The beauty of the Golden Temple stands above anything I saw in India, not only because of its design but because of the people, and this was particularly evident in the kitchen/dining areas. Thousands of people donate their time to help prepare, cook and serve food for people of all creeds. Money donated is used to purchase food items which are served to over 100,000 people per day. Apparently, this type of food kitchen is the norm in Sikhism. When I visited the Gurdwara (Sikh place of worship) in Delhi I helped out (only for 30 minutes or so) to prepare vegetables – it’s really a fun and meaningful way to get involved with your host country and her people. This idea of everybody chipping in to create and share with each other, irrespective of your religion, warmed my heart. As people, I think we have a proclivity to seek affirmations for what we want to see in our world, and I’m trying to keep that in mind when I think about my experiences in the two Gurdwaras I visited – still, love this way of life. I experienced openness and human connectivity to a people I didn’t really seem to have any connection to. I felt safe and welcome, and my questions were accepted without suspicion and gratitude at being genuinely curious.

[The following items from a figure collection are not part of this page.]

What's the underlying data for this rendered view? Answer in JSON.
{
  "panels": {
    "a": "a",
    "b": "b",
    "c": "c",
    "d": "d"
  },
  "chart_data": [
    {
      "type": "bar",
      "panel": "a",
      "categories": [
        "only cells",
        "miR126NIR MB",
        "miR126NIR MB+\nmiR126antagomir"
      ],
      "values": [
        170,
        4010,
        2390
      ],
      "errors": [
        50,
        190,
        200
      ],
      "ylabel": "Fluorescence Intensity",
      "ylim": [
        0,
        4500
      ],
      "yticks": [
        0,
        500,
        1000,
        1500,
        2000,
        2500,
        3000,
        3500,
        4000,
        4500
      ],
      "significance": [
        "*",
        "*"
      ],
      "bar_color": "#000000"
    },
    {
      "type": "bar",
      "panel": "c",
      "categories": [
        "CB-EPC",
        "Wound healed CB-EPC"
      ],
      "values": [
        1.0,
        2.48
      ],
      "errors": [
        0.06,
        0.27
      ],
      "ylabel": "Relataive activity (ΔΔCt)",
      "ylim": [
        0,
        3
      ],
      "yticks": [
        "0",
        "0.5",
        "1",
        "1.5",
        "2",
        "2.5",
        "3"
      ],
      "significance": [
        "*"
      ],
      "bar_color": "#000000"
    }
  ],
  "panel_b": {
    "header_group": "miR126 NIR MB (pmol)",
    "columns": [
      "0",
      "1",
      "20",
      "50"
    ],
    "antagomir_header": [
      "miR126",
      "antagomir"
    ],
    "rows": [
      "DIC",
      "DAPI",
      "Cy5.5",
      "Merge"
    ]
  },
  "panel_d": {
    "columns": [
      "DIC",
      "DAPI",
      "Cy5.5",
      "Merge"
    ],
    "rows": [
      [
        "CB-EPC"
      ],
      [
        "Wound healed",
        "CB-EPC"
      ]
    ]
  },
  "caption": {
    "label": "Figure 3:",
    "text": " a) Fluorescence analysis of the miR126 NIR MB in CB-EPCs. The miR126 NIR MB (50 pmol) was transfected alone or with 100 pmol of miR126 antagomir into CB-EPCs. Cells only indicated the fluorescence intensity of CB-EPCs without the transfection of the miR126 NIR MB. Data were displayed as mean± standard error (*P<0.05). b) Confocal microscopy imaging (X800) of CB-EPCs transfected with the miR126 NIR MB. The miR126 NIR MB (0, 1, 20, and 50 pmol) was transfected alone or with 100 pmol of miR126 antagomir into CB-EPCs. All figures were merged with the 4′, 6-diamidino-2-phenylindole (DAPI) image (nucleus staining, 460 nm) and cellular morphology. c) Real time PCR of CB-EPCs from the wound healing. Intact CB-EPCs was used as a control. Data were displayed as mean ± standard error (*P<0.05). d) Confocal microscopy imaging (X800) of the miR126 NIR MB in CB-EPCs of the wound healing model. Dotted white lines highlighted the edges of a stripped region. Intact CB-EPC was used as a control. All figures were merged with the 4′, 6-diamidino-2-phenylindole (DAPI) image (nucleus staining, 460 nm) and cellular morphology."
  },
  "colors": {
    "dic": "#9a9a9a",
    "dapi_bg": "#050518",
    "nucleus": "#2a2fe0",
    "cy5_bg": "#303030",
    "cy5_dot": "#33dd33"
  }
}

This little girl really made me smile. She was utterly obsessed with me and stared constantly, trying to figure out who this strange-looking person was. Her parents tried to call her away but she wouldn’t move. I reached out my hand towards her, she held my gaze and moved her hands behind her back, making her stance perfectly clear. I asked if I could take her photograph, and her parents obliged, et voilà, here she is: little miss curious.

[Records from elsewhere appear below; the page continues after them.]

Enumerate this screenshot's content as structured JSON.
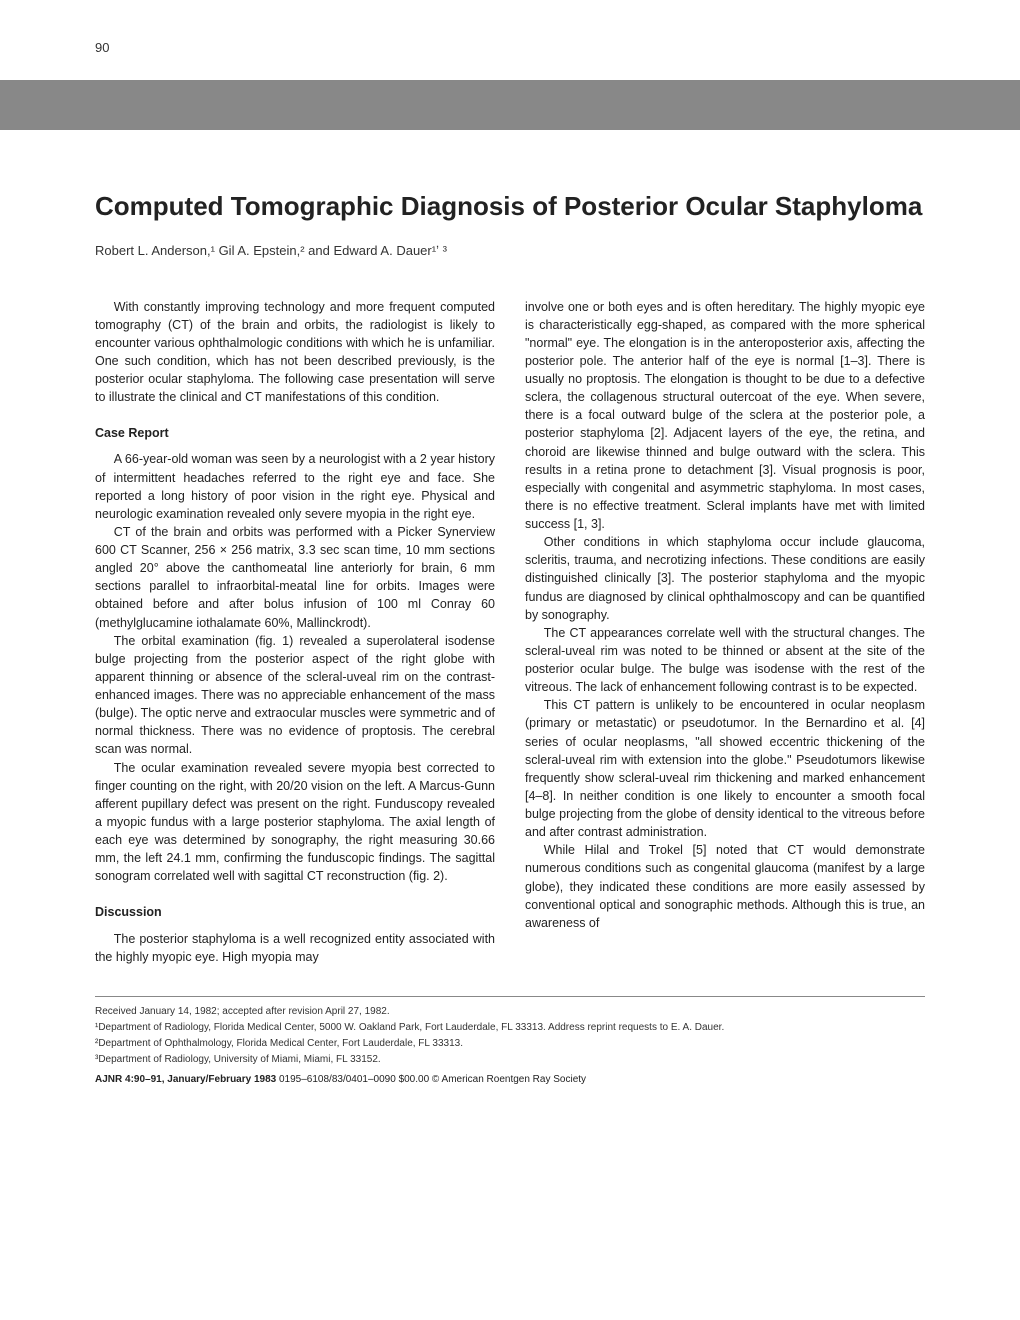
{
  "page_number": "90",
  "title": "Computed Tomographic Diagnosis of Posterior Ocular Staphyloma",
  "authors": "Robert L. Anderson,¹ Gil A. Epstein,² and Edward A. Dauer¹ʼ ³",
  "colors": {
    "background": "#ffffff",
    "gray_bar": "#888888",
    "text": "#222222",
    "footnote_border": "#888888"
  },
  "left_column": {
    "intro": "With constantly improving technology and more frequent computed tomography (CT) of the brain and orbits, the radiologist is likely to encounter various ophthalmologic conditions with which he is unfamiliar. One such condition, which has not been described previously, is the posterior ocular staphyloma. The following case presentation will serve to illustrate the clinical and CT manifestations of this condition.",
    "case_heading": "Case Report",
    "case_p1": "A 66-year-old woman was seen by a neurologist with a 2 year history of intermittent headaches referred to the right eye and face. She reported a long history of poor vision in the right eye. Physical and neurologic examination revealed only severe myopia in the right eye.",
    "case_p2": "CT of the brain and orbits was performed with a Picker Synerview 600 CT Scanner, 256 × 256 matrix, 3.3 sec scan time, 10 mm sections angled 20° above the canthomeatal line anteriorly for brain, 6 mm sections parallel to infraorbital-meatal line for orbits. Images were obtained before and after bolus infusion of 100 ml Conray 60 (methylglucamine iothalamate 60%, Mallinckrodt).",
    "case_p3": "The orbital examination (fig. 1) revealed a superolateral isodense bulge projecting from the posterior aspect of the right globe with apparent thinning or absence of the scleral-uveal rim on the contrast-enhanced images. There was no appreciable enhancement of the mass (bulge). The optic nerve and extraocular muscles were symmetric and of normal thickness. There was no evidence of proptosis. The cerebral scan was normal.",
    "case_p4": "The ocular examination revealed severe myopia best corrected to finger counting on the right, with 20/20 vision on the left. A Marcus-Gunn afferent pupillary defect was present on the right. Funduscopy revealed a myopic fundus with a large posterior staphyloma. The axial length of each eye was determined by sonography, the right measuring 30.66 mm, the left 24.1 mm, confirming the funduscopic findings. The sagittal sonogram correlated well with sagittal CT reconstruction (fig. 2).",
    "discussion_heading": "Discussion",
    "discussion_p1": "The posterior staphyloma is a well recognized entity associated with the highly myopic eye. High myopia may"
  },
  "right_column": {
    "p1": "involve one or both eyes and is often hereditary. The highly myopic eye is characteristically egg-shaped, as compared with the more spherical \"normal\" eye. The elongation is in the anteroposterior axis, affecting the posterior pole. The anterior half of the eye is normal [1–3]. There is usually no proptosis. The elongation is thought to be due to a defective sclera, the collagenous structural outercoat of the eye. When severe, there is a focal outward bulge of the sclera at the posterior pole, a posterior staphyloma [2]. Adjacent layers of the eye, the retina, and choroid are likewise thinned and bulge outward with the sclera. This results in a retina prone to detachment [3]. Visual prognosis is poor, especially with congenital and asymmetric staphyloma. In most cases, there is no effective treatment. Scleral implants have met with limited success [1, 3].",
    "p2": "Other conditions in which staphyloma occur include glaucoma, scleritis, trauma, and necrotizing infections. These conditions are easily distinguished clinically [3]. The posterior staphyloma and the myopic fundus are diagnosed by clinical ophthalmoscopy and can be quantified by sonography.",
    "p3": "The CT appearances correlate well with the structural changes. The scleral-uveal rim was noted to be thinned or absent at the site of the posterior ocular bulge. The bulge was isodense with the rest of the vitreous. The lack of enhancement following contrast is to be expected.",
    "p4": "This CT pattern is unlikely to be encountered in ocular neoplasm (primary or metastatic) or pseudotumor. In the Bernardino et al. [4] series of ocular neoplasms, \"all showed eccentric thickening of the scleral-uveal rim with extension into the globe.\" Pseudotumors likewise frequently show scleral-uveal rim thickening and marked enhancement [4–8]. In neither condition is one likely to encounter a smooth focal bulge projecting from the globe of density identical to the vitreous before and after contrast administration.",
    "p5": "While Hilal and Trokel [5] noted that CT would demonstrate numerous conditions such as congenital glaucoma (manifest by a large globe), they indicated these conditions are more easily assessed by conventional optical and sonographic methods. Although this is true, an awareness of"
  },
  "footnotes": {
    "received": "Received January 14, 1982; accepted after revision April 27, 1982.",
    "dept1": "¹Department of Radiology, Florida Medical Center, 5000 W. Oakland Park, Fort Lauderdale, FL 33313. Address reprint requests to E. A. Dauer.",
    "dept2": "²Department of Ophthalmology, Florida Medical Center, Fort Lauderdale, FL 33313.",
    "dept3": "³Department of Radiology, University of Miami, Miami, FL 33152.",
    "journal": "AJNR 4:90–91, January/February 1983 0195–6108/83/0401–0090 $00.00 © American Roentgen Ray Society"
  }
}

Even today, 6 months after my time in Amritsar, I struggle to elucidate what was a profoundly-moving experience. There are rare those moments which change you and alter your way of navigating life, and this day is one for me. I remain troubled by the economic and gender inequality of India and I will not forget the gut-wrenching pain of seeing so much extreme poverty, as I observed it, yet the kindness, smiles and donation of time and resources to those (by people already struggling) in a less-comfortable situation astounded me. On one hand, India broke my spirit (for many reasons – classmates, poverty, isolation etc.) and I still don’t feel completely ‘fixed’. As a neophyte gender studies student, I was mentally unprepared for what I witnessed and learnt about the lives of women (particularly at the lower end of the caste system) there, and I am unwilling to deny/ignore this reality. On the other hand, against the backdrop of this darkness, I saw kindness in its purest form and feel invigorated by it. I don’t know what happened to me there; even as I write this, I feel teary and uneasy. Nowhere has tested me quite as much. Upon my return to London, inspired by the open-to-all kitchen here, I began volunteering with two charities in the hope that I can use my time, knowledge and compassion to positively impact others (in need). And, so, when I think about my time in India, at Harmandir Sahib and beyond, I feel grateful for the push it gave me to look beyond myself and my privilege, and contribute towards a better society for us all.